For the nurse who feels that no one else can measure up to his or her standards, that nurse begins to feel isolated and alone. She or he also begins to feel that it is no longer possible to request help or support for others. Can’t you see the cartoon-like thought bubble over this nurse’s head? It says: “I’ll just do it myself. They wouldn’t do it right, anyway.”
And when the perfectionist nurse begins to pull away from her colleagues and simply take care of everything herself, what happens?
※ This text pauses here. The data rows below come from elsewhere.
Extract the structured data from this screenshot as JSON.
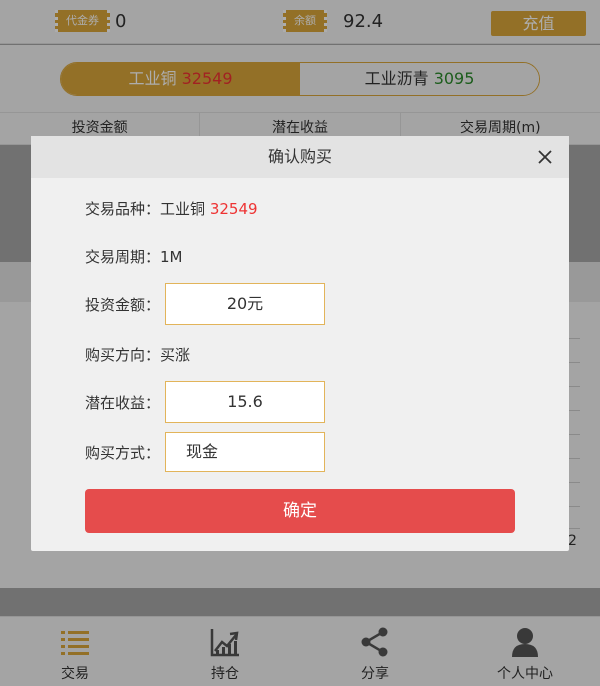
{
  "topbar": {
    "coupon_tag": "代金券",
    "coupon_value": "0",
    "balance_tag": "余额",
    "balance_value": "92.4",
    "recharge_label": "充值"
  },
  "products": [
    {
      "name": "工业铜",
      "price": "32549",
      "active": true
    },
    {
      "name": "工业沥青",
      "price": "3095",
      "active": false
    }
  ],
  "columns": [
    "投资金额",
    "潜在收益",
    "交易周期(m)"
  ],
  "chart_axis_label": "2",
  "modal": {
    "title": "确认购买",
    "close_symbol": "×",
    "product_label": "交易品种：",
    "product_name": "工业铜",
    "product_price": "32549",
    "period_label": "交易周期：",
    "period_value": "1M",
    "amount_label": "投资金额：",
    "amount_value": "20元",
    "direction_label": "购买方向：",
    "direction_value": "买涨",
    "profit_label": "潜在收益：",
    "profit_value": "15.6",
    "method_label": "购买方式：",
    "method_value": "现金",
    "confirm_label": "确定"
  },
  "nav": [
    {
      "label": "交易",
      "icon": "list-icon"
    },
    {
      "label": "持仓",
      "icon": "trend-chart-icon"
    },
    {
      "label": "分享",
      "icon": "share-icon"
    },
    {
      "label": "个人中心",
      "icon": "user-icon"
    }
  ],
  "colors": {
    "accent": "#d9a53a",
    "danger": "#e54c4c",
    "up": "#e33",
    "down": "#2b8a2b"
  }
}
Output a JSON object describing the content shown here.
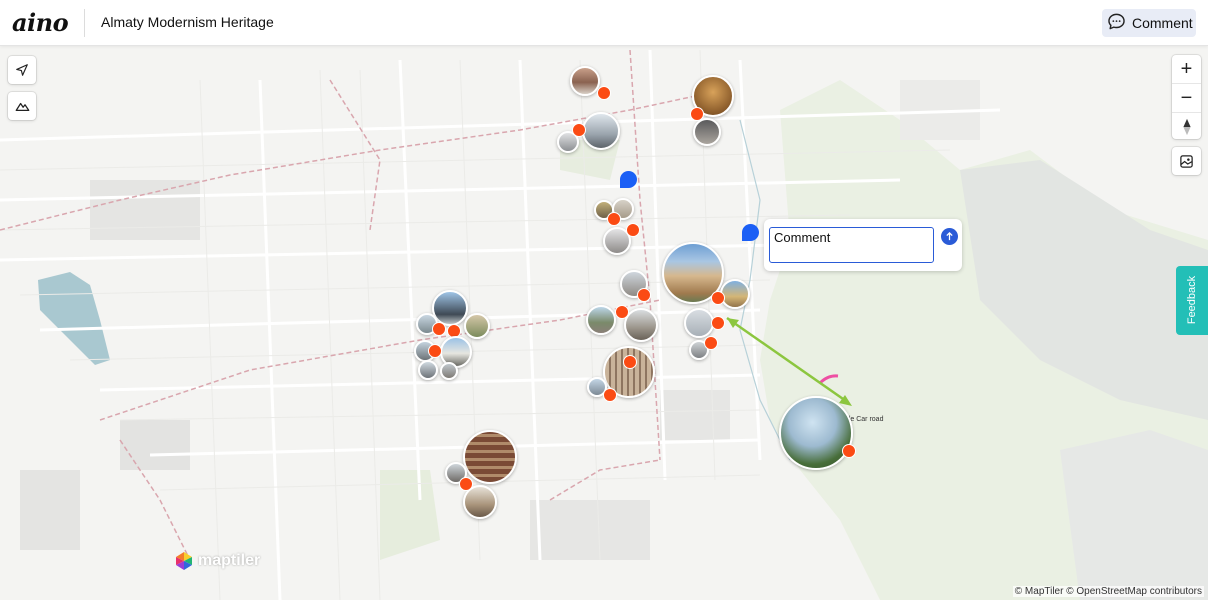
{
  "app": {
    "logo": "aino",
    "title": "Almaty Modernism Heritage",
    "comment_button_label": "Comment",
    "comment_icon": "chat-bubble-icon"
  },
  "map_controls": {
    "left": [
      {
        "name": "locate-icon"
      },
      {
        "name": "terrain-icon"
      }
    ],
    "right": {
      "zoom_in": "+",
      "zoom_out": "−",
      "compass": "compass-icon",
      "style_switch": "map-style-icon"
    }
  },
  "comment_popup": {
    "placeholder": "Comment",
    "send_icon": "arrow-up-icon"
  },
  "feedback_tab": "Feedback",
  "road_label": "Cable Car road",
  "maptiler_logo": "maptiler",
  "attribution": "© MapTiler © OpenStreetMap contributors",
  "colors": {
    "marker": "#fb4b14",
    "comment_pin": "#1b5ff5",
    "feedback_tab": "#23bfb7",
    "arrow": "#8cc63f",
    "accent": "#2a5bd7"
  }
}
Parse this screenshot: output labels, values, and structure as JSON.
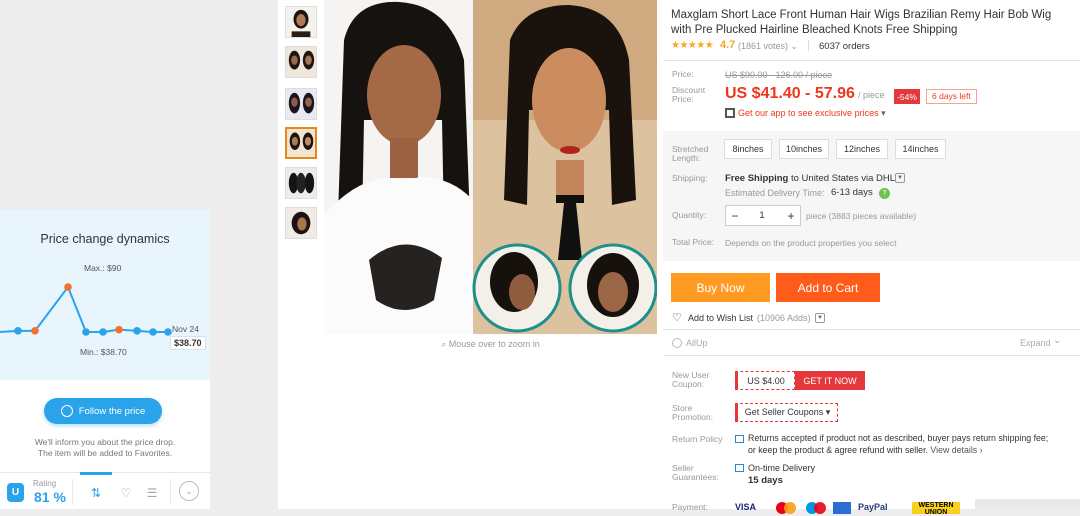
{
  "price_widget": {
    "title": "Price change dynamics",
    "max_label": "Max.: $90",
    "min_label": "Min.: $38.70",
    "latest_date": "Nov 24",
    "latest_price": "$38.70",
    "follow_label": "Follow the price",
    "note_line1": "We'll inform you about the price drop.",
    "note_line2": "The item will be added to Favorites.",
    "rating_logo": "U",
    "rating_label": "Rating",
    "rating_value": "81 %",
    "tabs": [
      {
        "icon": "trend-chart-icon",
        "active": true
      },
      {
        "icon": "heart-icon",
        "active": false
      },
      {
        "icon": "list-icon",
        "active": false
      }
    ],
    "colors": {
      "accent": "#2ba3ea",
      "chart_bg": "#e8f5fd",
      "max_point": "#f4712b"
    }
  },
  "chart_data": {
    "type": "line",
    "title": "Price change dynamics",
    "x": [
      "",
      "",
      "",
      "",
      "",
      "",
      "",
      "",
      "",
      "Nov 24"
    ],
    "values": [
      38.7,
      40,
      40,
      90,
      38.7,
      38.7,
      41.4,
      40,
      38.7,
      38.7
    ],
    "ylim": [
      30,
      100
    ],
    "annotations": [
      "Max.: $90",
      "Min.: $38.70"
    ],
    "grid": false,
    "legend": "none"
  },
  "gallery": {
    "thumbnails": [
      "thumb-1",
      "thumb-2",
      "thumb-3",
      "thumb-4",
      "thumb-5",
      "thumb-6"
    ],
    "active_index": 3,
    "zoom_hint": "Mouse over to zoom in"
  },
  "product": {
    "title": "Maxglam Short Lace Front Human Hair Wigs Brazilian Remy Hair Bob Wig with Pre Plucked Hairline Bleached Knots Free Shipping",
    "stars": "★★★★★",
    "rating": "4.7",
    "votes": "(1861 votes)",
    "orders": "6037 orders",
    "price_label": "Price:",
    "original_price": "US $90.00 - 126.00 / piece",
    "discount_label_1": "Discount",
    "discount_label_2": "Price:",
    "discount_price": "US $41.40 - 57.96",
    "per_piece": "/ piece",
    "discount_badge": "-54%",
    "days_left": "6 days left",
    "app_link": "Get our app to see exclusive prices",
    "stretched_label_1": "Stretched",
    "stretched_label_2": "Length:",
    "sizes": [
      "8inches",
      "10inches",
      "12inches",
      "14inches"
    ],
    "shipping_label": "Shipping:",
    "shipping_free": "Free Shipping",
    "shipping_rest": " to United States via DHL",
    "eta_label": "Estimated Delivery Time:",
    "eta_days": "6-13 days",
    "quantity_label": "Quantity:",
    "quantity_value": "1",
    "quantity_avail": "piece (3883 pieces available)",
    "total_label": "Total Price:",
    "total_value": "Depends on the product properties you select",
    "buy_now": "Buy Now",
    "add_to_cart": "Add to Cart",
    "wish_label": "Add to Wish List",
    "wish_count": "(10906 Adds)",
    "allup": "AllUp",
    "expand": "Expand",
    "new_user_label_1": "New User",
    "new_user_label_2": "Coupon:",
    "coupon_amount": "US $4.00",
    "coupon_button": "GET IT NOW",
    "store_label_1": "Store",
    "store_label_2": "Promotion:",
    "seller_coupons": "Get Seller Coupons ▾",
    "return_label": "Return Policy",
    "return_text": "Returns accepted if product not as described, buyer pays return shipping fee; or keep the product & agree refund with seller.",
    "return_link": " View details ›",
    "guarantee_label_1": "Seller",
    "guarantee_label_2": "Guarantees:",
    "guarantee_text": "On-time Delivery",
    "guarantee_days": "15 days",
    "payment_label": "Payment:",
    "payment_methods": [
      "VISA",
      "mastercard",
      "maestro",
      "amex",
      "PayPal",
      "WESTERN UNION"
    ],
    "colors": {
      "price_red": "#f0361d",
      "buy_now": "#ff9a23",
      "add_to_cart": "#ff5b1a",
      "star": "#f6a821"
    }
  }
}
She becomes increasingly resentful, angry, overworked, overburdened, and…burnt out.
So, no matter how much it seems that others just can’t measure up and do it as well as you, realize that it’s an imperfect world, and you sometimes have to accept the adequate rather than the stellar. (Now, this isn’t saying that you begin to allow your colleagues to provide unsafe or dangerous care–that’s another story. But you can relax a little, let go of controlling, and accept that others do things differently, at their own pace, and in their own way, albeit safely and acceptably.)
Perfectionism is a trap and a tool, and it depends how you use it. When doing a sterile dressing, you want your perfectionism on alert. But when doing other tasks that can be delegated to someone else who can adequately and safely perform them, why not just let them do it?
We’re not all super nurses, and many of us struggle to keep our heads above water. Strive for the best, but don’t burn yourself to a crisp trying to get there!